The fighting between herders and farmers by some accounts has been deadlier than Nigeria’s Boko Haram extremist insurgency, which continues to carry out attacks in the northeast.
That extremist threat has been cited as one cause of the growing tensions in central Nigeria as herders — also feeling the effects of climate change — are forced south into more populated farming communities in search of safe grazing.
The widespread security issues pose a major challenge to Buhari, a Muslim former military ruler who won office in a democratic transfer of power in 2015, as elections approach next year.
While few details emerged immediately of the latest killings, Nigerians for hours Sunday on social media shared a growing sense that something awful had occurred.
Earlier in the day the Plateau State governor, Simon Bako Lalong, announced a 6 p.m. to 6 a.m. curfew after saying he had woken up to the “shocking news” of the attacks. In a series of messages posted on Twitter he gave few details about “this horrible situation.”
The governor said the curfew affects the communities of Jos South, Riyom and Barkin Ladi “and is in effect until further notice.”
In a statement last May, Cardinal John Onaiyekan of Abuja called on the president to do more to stop the violence.
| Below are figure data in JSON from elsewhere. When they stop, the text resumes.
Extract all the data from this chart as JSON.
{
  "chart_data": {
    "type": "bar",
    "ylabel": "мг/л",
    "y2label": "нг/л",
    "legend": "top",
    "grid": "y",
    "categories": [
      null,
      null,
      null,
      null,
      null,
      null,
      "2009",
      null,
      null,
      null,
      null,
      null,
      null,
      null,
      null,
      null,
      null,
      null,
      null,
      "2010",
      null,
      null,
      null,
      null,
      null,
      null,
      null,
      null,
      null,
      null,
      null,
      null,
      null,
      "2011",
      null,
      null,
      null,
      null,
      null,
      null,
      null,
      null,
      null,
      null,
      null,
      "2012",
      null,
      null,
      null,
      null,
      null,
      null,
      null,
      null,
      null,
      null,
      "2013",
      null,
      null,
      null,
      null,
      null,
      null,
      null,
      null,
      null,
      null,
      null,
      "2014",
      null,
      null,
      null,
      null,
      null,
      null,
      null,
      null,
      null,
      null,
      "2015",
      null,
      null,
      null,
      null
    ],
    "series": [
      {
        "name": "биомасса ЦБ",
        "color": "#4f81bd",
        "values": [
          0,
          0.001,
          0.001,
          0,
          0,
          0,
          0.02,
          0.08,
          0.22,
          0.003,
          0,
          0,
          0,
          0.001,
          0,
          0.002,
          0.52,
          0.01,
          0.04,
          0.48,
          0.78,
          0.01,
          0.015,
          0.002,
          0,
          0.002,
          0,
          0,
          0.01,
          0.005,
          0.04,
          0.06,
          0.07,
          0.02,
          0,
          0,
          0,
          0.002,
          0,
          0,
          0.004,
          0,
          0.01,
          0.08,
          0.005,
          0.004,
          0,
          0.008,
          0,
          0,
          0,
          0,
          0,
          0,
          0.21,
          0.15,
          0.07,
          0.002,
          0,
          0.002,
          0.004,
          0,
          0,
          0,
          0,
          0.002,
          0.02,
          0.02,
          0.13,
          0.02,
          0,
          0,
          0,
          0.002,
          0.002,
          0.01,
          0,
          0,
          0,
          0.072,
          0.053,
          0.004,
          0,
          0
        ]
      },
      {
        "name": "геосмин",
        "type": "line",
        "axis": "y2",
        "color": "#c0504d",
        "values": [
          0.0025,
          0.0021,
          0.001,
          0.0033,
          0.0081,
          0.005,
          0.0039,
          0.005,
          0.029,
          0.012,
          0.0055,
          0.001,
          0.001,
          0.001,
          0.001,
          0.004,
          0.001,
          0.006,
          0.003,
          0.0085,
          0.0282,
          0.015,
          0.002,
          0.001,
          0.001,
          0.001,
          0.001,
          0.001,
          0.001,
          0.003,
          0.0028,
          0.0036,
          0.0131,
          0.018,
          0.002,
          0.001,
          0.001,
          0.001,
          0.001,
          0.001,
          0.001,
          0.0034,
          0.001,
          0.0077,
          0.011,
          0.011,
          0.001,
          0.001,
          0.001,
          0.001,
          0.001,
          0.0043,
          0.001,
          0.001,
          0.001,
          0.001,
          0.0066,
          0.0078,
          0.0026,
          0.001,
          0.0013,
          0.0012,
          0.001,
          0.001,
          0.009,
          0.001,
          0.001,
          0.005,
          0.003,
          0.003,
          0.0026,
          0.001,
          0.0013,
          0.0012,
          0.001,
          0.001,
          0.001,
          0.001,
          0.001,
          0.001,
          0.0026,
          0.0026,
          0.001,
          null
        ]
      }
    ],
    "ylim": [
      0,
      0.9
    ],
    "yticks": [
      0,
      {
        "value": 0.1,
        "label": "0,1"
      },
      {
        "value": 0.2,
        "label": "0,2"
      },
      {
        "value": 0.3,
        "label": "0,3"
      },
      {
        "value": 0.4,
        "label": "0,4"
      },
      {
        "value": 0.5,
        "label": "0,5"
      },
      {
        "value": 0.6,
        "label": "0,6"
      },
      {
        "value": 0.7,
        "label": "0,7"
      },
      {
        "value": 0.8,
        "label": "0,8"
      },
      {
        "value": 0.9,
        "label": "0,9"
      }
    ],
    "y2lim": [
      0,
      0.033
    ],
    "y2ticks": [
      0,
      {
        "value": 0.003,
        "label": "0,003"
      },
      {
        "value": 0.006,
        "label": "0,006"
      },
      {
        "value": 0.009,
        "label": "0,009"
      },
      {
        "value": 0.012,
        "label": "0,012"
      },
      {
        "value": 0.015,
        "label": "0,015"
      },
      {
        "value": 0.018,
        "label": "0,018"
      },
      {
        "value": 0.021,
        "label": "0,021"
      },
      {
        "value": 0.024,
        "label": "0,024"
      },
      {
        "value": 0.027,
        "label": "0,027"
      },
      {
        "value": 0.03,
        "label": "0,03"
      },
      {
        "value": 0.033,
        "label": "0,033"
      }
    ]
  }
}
“We remind you that the rampaging squads of terrorist herdsmen who have turned Nigeria into a killing field seem to be above the law,” Onaiyekan said. “We have not heard of any arrests or prosecution of these murderers, who continue to amuse themselves with the blood of innocent Nigerians.”
“Mr. President, when will the killings end? The clock is ticking, and the bomb must be defused quickly,” he said.
Crux staff contributed to this report.